'Öykü, gerçekçi hayallerin kuluçkasıdır' M. Ali Elçin
Mehmet Ali Elçin öğretmenin ‘Şehirli Kurnazı’ öykü kitabından bahsetmeden önce, güzel bir haber vererek başlamak isterim. Elçin’in ‘Cebimdeki Ayıp’ adlı öyküsü; Anadolu Halk Bilimleri ve Kültür Derneği’nin Yaşar Kemal ‘Özgür İnsan Ödülü’ yarışmasında, finale kalan 18 öykü arasına girerek, kitap haline getirilecek eserler arasına katıldı.
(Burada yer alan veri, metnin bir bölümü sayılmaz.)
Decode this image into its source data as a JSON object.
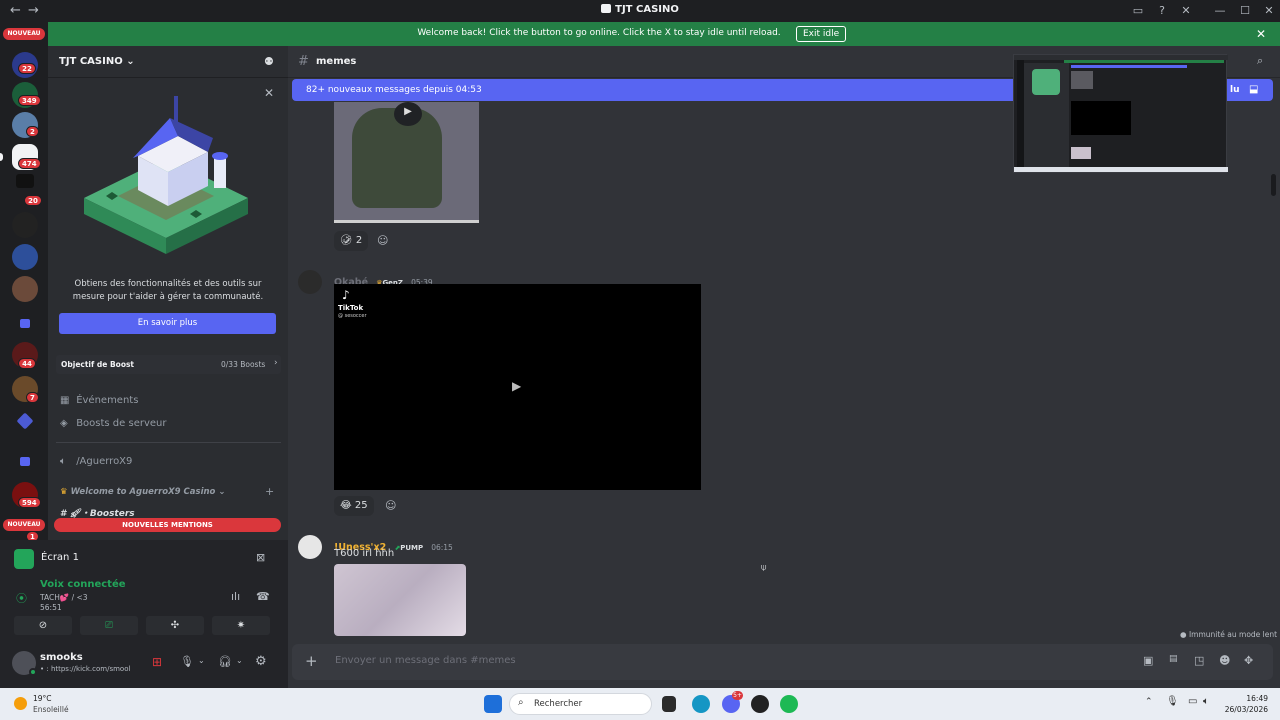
{
  "window": {
    "title": "TJT CASINO",
    "back_glyph": "←",
    "forward_glyph": "→"
  },
  "banner": {
    "message": "Welcome back! Click the button to go online. Click the X to stay idle until reload.",
    "exit_label": "Exit idle",
    "close_glyph": "✕"
  },
  "rail": {
    "top_badge": "NOUVEAU",
    "bottom_badge": "NOUVEAU",
    "badges": [
      "22",
      "349",
      "2",
      "474",
      "20",
      "44",
      "7",
      "594",
      "1"
    ]
  },
  "sidebar": {
    "guild_name": "TJT CASINO ⌄",
    "promo_text": "Obtiens des fonctionnalités et des outils sur mesure pour t'aider à gérer ta communauté.",
    "promo_button": "En savoir plus",
    "boost_goal_label": "Objectif de Boost",
    "boost_goal_value": "0/33 Boosts",
    "items": {
      "events": "Événements",
      "server_boosts": "Boosts de serveur",
      "voice": "/AguerroX9",
      "category": "Welcome to AguerroX9 Casino",
      "boosters": "・Boosters"
    },
    "new_mentions": "NOUVELLES MENTIONS"
  },
  "user_area": {
    "stream_title": "Écran 1",
    "voice_status": "Voix connectée",
    "voice_channel": "TACH💕 / <3",
    "voice_timer": "56:51",
    "username": "smooks",
    "user_status": "• : https://kick.com/smool"
  },
  "chat": {
    "channel_name": "memes",
    "new_messages": "82+ nouveaux messages depuis 04:53",
    "mark_read": "lu",
    "messages": [
      {
        "author": "Okabé",
        "author_color": "#6d6f78",
        "tag": "GenZ",
        "time": "05:39",
        "embed_brand": "TikTok",
        "embed_handle": "@ sesoccer",
        "reaction_count": "25"
      },
      {
        "author": "!Uness'x2",
        "author_color": "#f0b232",
        "tag": "PUMP",
        "time": "06:15",
        "text": "T600 irl hhh"
      }
    ],
    "first_reaction_count": "2",
    "slow_mode_note": "Immunité au mode lent",
    "composer_placeholder": "Envoyer un message dans #memes"
  },
  "taskbar": {
    "weather_temp": "19°C",
    "weather_desc": "Ensoleillé",
    "search_placeholder": "Rechercher",
    "discord_badge": "5+",
    "clock_time": "16:49",
    "clock_date": "26/03/2026"
  },
  "colors": {
    "accent": "#5865f2",
    "banner_green": "#248046",
    "voice_green": "#23a55a",
    "danger": "#da373c"
  }
}
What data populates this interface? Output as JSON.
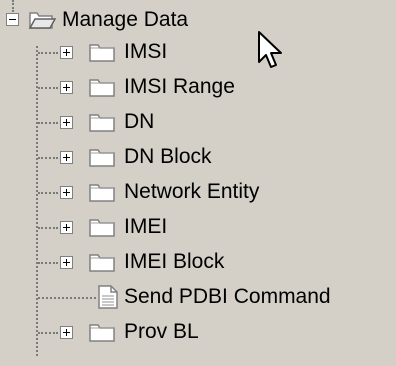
{
  "tree": {
    "root": {
      "label": "Manage Data",
      "expanded": true,
      "icon": "folder-open-icon"
    },
    "children": [
      {
        "label": "IMSI",
        "type": "folder",
        "icon": "folder-icon"
      },
      {
        "label": "IMSI Range",
        "type": "folder",
        "icon": "folder-icon"
      },
      {
        "label": "DN",
        "type": "folder",
        "icon": "folder-icon"
      },
      {
        "label": "DN Block",
        "type": "folder",
        "icon": "folder-icon"
      },
      {
        "label": "Network Entity",
        "type": "folder",
        "icon": "folder-icon"
      },
      {
        "label": "IMEI",
        "type": "folder",
        "icon": "folder-icon"
      },
      {
        "label": "IMEI Block",
        "type": "folder",
        "icon": "folder-icon"
      },
      {
        "label": "Send PDBI Command",
        "type": "document",
        "icon": "document-icon"
      },
      {
        "label": "Prov BL",
        "type": "folder",
        "icon": "folder-icon"
      }
    ]
  },
  "colors": {
    "background": "#d4d0c8",
    "folder_fill": "#ffffff",
    "folder_outline": "#808080",
    "text": "#000000"
  }
}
Yine Eskişehir Sanat Derneği’nin düzenlediği 5. Eskişehir Öykü Yarışması’nda, 147 eser içinde ‘Sahtekarlar’ adlı öyküsüyle Türkiye ikincilik ödülü aldı. Ayrıca DİSK Genel İş Sendikası’nın düzenlediği -gönderilen 250 eser içerisinden seçilen 18 öyküyle hazırlanan- ‘Hüzün Dolu İşçi Öyküleri’ seçki kitabında bir öyküsü yayımlandı. Elçin Hoca; son ödülünü Kasım 2021’de Eğitim- Sen Batman şubesinin düzenlediği 11. Şerzan Kurt Öykü Yarışmasında aldı. ‘Pirinçler Üzümler ve Ben’ adlı öyküsü 57 eser arasında birinci oldu. Bu ödüller, onun öykücü tarafını anlatmak bakımından önemlidir. Tutkulu öykü yazarı Mehmet Ali Elçin, ‘Mersinli Öykü Yazarı’ olarak bilinmek istiyor. Bu başlık altında, 2016 senesinde kendisini anlatan bir yazı kaleme almıştım.
Elçin Hoca’yla ilgili bir bilgi daha paylaşmadan geçemeyeceğim. O da onun bir roman yazdığı ve bunu yayınlama aşamasına geldiğidir. Elçin Hoca romancılığı konusunda da ironik biçimde; “ Şiiri beceremeyenler öyküye yönelir, öyküyü beceremeyenler romana yönelir. Galiba ben de o yolda yürüyorum” demektedir.
Öyküler, güçlü gözlemlerden, yaşadığı toplumu iyi bilmekten gelir. Yaşadığı topluma yabancı olan birinden öykücü çıkmaz. İşte bu iki temel özelliğin Elçin’de fazlasıyla varlığından söz etmek gerekir. Öyküde, acı ile gülümseme bir arada olunca, ona kara mizah denir. Elçin Hoca’nın öykücülüğü genel anlamıyla kara mizah türüne giren yazılardır.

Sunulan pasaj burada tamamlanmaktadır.